Een tiendschuur of tiendenschuur is het gebouw waarin tijdens de middeleeuwen en het ancien régime de belasting van pachters en boeren aan een kasteelheer of een klooster werd opgeslagen. Vaak ging het daarbij om de pachtsom in natura. De pachtsom kon zijn een tevoren vastgesteld aantal schoven of een deel van de oogst. Daarnaast waren veel boeren verplicht tot het betalen van tienden.

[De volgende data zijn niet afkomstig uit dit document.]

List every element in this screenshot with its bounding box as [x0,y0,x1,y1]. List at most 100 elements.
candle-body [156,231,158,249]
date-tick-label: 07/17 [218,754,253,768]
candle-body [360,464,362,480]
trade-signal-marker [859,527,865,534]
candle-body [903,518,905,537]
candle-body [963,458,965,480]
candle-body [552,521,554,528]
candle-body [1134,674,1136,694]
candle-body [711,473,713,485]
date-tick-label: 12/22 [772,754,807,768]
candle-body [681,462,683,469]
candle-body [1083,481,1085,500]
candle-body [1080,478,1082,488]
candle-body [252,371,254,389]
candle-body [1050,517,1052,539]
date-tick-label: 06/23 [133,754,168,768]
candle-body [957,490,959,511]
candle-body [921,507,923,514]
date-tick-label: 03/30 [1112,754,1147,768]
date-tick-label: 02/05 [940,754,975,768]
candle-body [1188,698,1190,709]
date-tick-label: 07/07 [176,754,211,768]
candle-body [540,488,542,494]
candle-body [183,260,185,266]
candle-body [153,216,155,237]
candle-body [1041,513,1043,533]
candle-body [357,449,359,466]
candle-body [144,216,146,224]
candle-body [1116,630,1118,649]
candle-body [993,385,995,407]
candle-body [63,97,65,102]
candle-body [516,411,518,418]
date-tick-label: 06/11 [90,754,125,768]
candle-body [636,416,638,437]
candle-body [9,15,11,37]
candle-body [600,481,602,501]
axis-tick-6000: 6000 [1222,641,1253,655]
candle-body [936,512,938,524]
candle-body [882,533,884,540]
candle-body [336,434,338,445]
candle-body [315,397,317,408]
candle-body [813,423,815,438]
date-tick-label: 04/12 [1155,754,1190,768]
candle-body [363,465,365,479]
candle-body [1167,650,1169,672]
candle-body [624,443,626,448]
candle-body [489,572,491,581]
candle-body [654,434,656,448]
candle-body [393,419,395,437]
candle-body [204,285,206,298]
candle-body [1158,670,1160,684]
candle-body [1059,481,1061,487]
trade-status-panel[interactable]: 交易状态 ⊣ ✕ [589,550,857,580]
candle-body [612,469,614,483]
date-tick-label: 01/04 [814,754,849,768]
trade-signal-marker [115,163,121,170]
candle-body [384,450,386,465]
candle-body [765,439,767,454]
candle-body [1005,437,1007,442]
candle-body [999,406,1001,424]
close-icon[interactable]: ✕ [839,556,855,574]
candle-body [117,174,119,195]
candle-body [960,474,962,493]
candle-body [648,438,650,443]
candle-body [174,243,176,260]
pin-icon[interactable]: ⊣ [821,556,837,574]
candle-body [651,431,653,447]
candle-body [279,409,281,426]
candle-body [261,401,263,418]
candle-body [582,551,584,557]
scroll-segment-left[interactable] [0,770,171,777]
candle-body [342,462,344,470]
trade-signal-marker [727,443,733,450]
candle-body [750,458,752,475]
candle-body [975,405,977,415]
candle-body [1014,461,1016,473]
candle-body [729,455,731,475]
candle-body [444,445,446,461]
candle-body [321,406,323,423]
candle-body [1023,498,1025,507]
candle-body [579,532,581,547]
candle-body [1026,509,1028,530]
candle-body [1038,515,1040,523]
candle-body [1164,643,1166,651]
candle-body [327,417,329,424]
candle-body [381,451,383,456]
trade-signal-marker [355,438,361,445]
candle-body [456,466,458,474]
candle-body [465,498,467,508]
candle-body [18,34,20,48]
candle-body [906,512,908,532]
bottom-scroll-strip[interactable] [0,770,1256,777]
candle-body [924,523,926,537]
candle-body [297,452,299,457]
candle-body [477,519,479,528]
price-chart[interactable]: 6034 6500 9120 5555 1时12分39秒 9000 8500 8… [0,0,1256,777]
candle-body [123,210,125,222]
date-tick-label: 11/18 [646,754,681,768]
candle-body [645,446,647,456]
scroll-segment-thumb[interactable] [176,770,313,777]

Ze moesten een tiende deel van de oogst afdragen, oorspronkelijk aan kerkelijke instellingen, later aan particulieren die kerkelijke rechten hadden gekocht.

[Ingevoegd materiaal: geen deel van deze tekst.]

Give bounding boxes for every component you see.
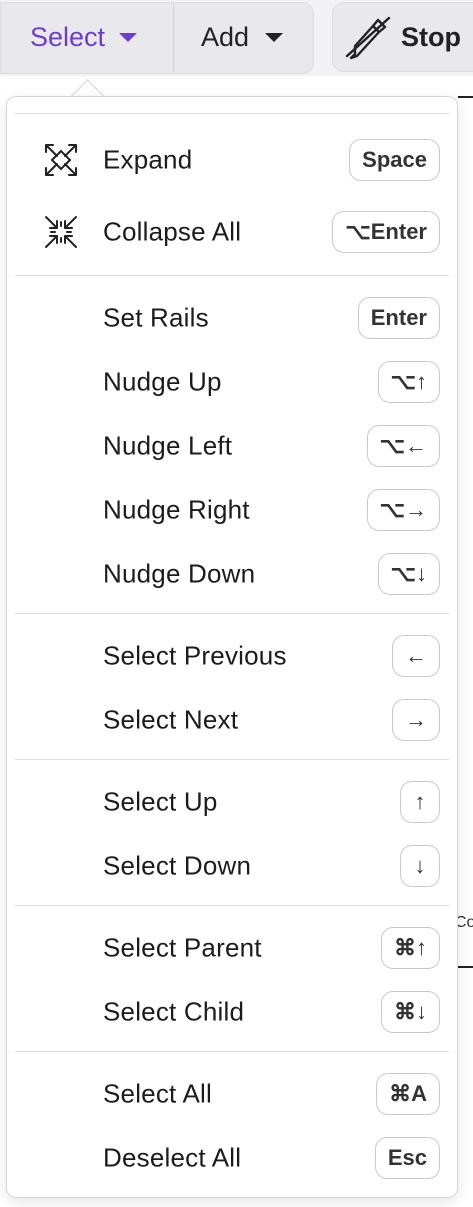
shortcut-badge: ⌘↑ (381, 927, 440, 969)
add-button-label: Add (201, 21, 250, 52)
caret-down-icon (119, 32, 138, 42)
stop-drawing-button[interactable]: Stop (332, 2, 473, 72)
menu-item-label: Select Next (103, 704, 239, 735)
menu-item-label: Nudge Right (103, 494, 250, 525)
canvas-line (458, 96, 473, 98)
menu-item-select-parent[interactable]: Select Parent ⌘↑ (7, 919, 457, 977)
canvas-line (458, 966, 473, 968)
menu-item-label: Select Up (103, 786, 218, 817)
select-dropdown-menu: Expand Space Collapse All ⌥Enter Set Rai… (6, 96, 458, 1198)
menu-item-select-down[interactable]: Select Down ↓ (7, 837, 457, 895)
stop-button-label: Stop (401, 21, 461, 52)
menu-item-nudge-right[interactable]: Nudge Right ⌥→ (7, 481, 457, 539)
shortcut-badge: Enter (357, 297, 440, 339)
menu-item-nudge-down[interactable]: Nudge Down ⌥↓ (7, 545, 457, 603)
shortcut-badge: Esc (374, 1137, 440, 1179)
menu-divider (15, 905, 449, 906)
shortcut-badge: ⌥→ (366, 489, 440, 531)
menu-item-expand[interactable]: Expand Space (7, 131, 457, 189)
pencil-slash-icon (345, 16, 391, 60)
shortcut-badge: ⌥↑ (377, 361, 440, 403)
menu-item-select-up[interactable]: Select Up ↑ (7, 773, 457, 831)
menu-item-label: Select Parent (103, 932, 262, 963)
menu-item-nudge-left[interactable]: Nudge Left ⌥← (7, 417, 457, 475)
menu-item-select-all[interactable]: Select All ⌘A (7, 1065, 457, 1123)
menu-item-label: Set Rails (103, 302, 209, 333)
menu-divider (15, 759, 449, 760)
toolbar: Select Add Stop (0, 0, 473, 76)
menu-divider (15, 1051, 449, 1052)
shortcut-badge: ← (392, 635, 440, 677)
menu-item-label: Collapse All (103, 216, 242, 247)
menu-item-label: Nudge Left (103, 430, 233, 461)
menu-item-select-previous[interactable]: Select Previous ← (7, 627, 457, 685)
menu-divider (15, 275, 449, 276)
menu-divider (15, 113, 449, 114)
menu-item-collapse-all[interactable]: Collapse All ⌥Enter (7, 203, 457, 261)
caret-down-icon (265, 32, 284, 42)
select-dropdown-button[interactable]: Select (0, 2, 174, 72)
shortcut-badge: ⌘↓ (381, 991, 440, 1033)
menu-item-select-child[interactable]: Select Child ⌘↓ (7, 983, 457, 1041)
shortcut-badge: ⌥← (366, 425, 440, 467)
menu-item-label: Deselect All (103, 1142, 242, 1173)
shortcut-badge: ↓ (400, 845, 440, 887)
shortcut-badge: Space (349, 139, 440, 181)
menu-item-label: Select Down (103, 850, 252, 881)
select-button-label: Select (30, 21, 106, 52)
shortcut-badge: ⌥↓ (377, 553, 440, 595)
menu-item-label: Select Previous (103, 640, 287, 671)
menu-item-label: Nudge Down (103, 558, 256, 589)
shortcut-badge: ⌥Enter (332, 211, 440, 253)
menu-item-nudge-up[interactable]: Nudge Up ⌥↑ (7, 353, 457, 411)
menu-item-label: Select Child (103, 996, 245, 1027)
menu-item-label: Expand (103, 144, 193, 175)
menu-item-label: Nudge Up (103, 366, 222, 397)
shortcut-badge: ↑ (400, 781, 440, 823)
shortcut-badge: ⌘A (376, 1073, 440, 1115)
menu-divider (15, 613, 449, 614)
add-dropdown-button[interactable]: Add (175, 2, 312, 72)
menu-item-deselect-all[interactable]: Deselect All Esc (7, 1129, 457, 1187)
menu-item-select-next[interactable]: Select Next → (7, 691, 457, 749)
collapse-all-icon (45, 216, 77, 248)
expand-icon (45, 144, 77, 176)
menu-item-label: Select All (103, 1078, 212, 1109)
menu-item-set-rails[interactable]: Set Rails Enter (7, 289, 457, 347)
shortcut-badge: → (392, 699, 440, 741)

Een tiendschuur is in veel gevallen een kloosterschuur die oorspronkelijk door het landbouwbedrijf van een klooster en zijn uithoven werd gebruikt. De Latijnse naam grangium voor kloosterboerderij is indirect afgeleid van het woord granarium (graanpakhuis).
De middeleeuwse schuur is vanaf de twaalfde eeuw ontstaan op kloosterboerderijen, kroondomeinen en adellijke landgoederen. Voorlopers waren de middeleeuwse ontvangstzaal, het prehistorische woonstalhuis en het Romeinse graanpakhuis.